Deranged presents itself as a kind of restaged documentary (with a Walter Cronkite-figure walking around inside crucial scenes narrating what's happening for our benefit) about a thinly disguised Ed Gein figure called "Ezra Cobb" who lives in a snowbound Wisconsin small-town. I'm not an Ed Gein expert but from what I remember of the case, the details of Ezra Cobb's case in the film do track the sad, pathetic details from Ed Gein's case pretty closely. It's completely not fun at all. Cobb is obviously supremely disturbed but the townsfolk nonetheless actively try to think the best of him and to include him in things right up to the point at the end of the movie when they finally visit his farm and discover everything including female bodies hanging up like dressed out deer in the barn. I believe that this was the sequence of events around Gein's case breaking open.
Anyhow, Deranged is worth a look for Psycho fans because Gein's case is in the background of Norman Bates' story, and with Deranged we get to see all the stuff that Psycho leaves to our imagination. E.g., we get to see Cobb's horrific mother, we get to see Cobb be present at her death, bury her, fantazise that she's still talking to him, dig her up after a year, progress through digging up more recently dead bodies to killing new victims all to get spare parts and company for a restored Mama. And so on.

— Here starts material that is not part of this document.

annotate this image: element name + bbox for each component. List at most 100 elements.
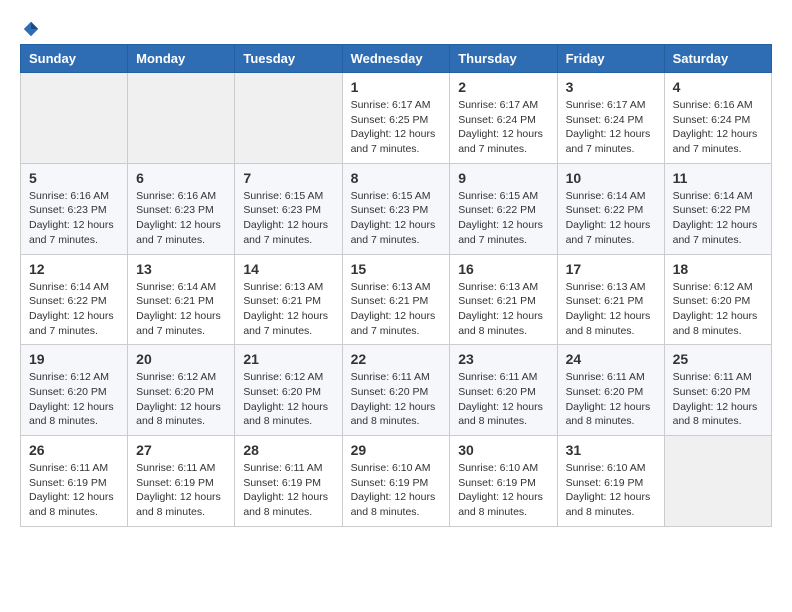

The version I watched, which is on youtube in high quality (albeit w. spanish subtitles):
https://www.youtube.com/watch?v=INlk-M9LNoc
is an MGM blu-ray version from a few years ago that omits about a minute of the grossest body evisceration and restoration. The latest blu-ray edition from Arrow reinserts all that stuff. See here:
http://www.dvdbeaver.com/film4/blu-ray_reviews_59/deranged_blu-ray.htm
for details. Having watched the gross, additional stuff separately on youtube, I think I can say that it doesn't add much, and that the slightly censored MGM edition is fine for most people.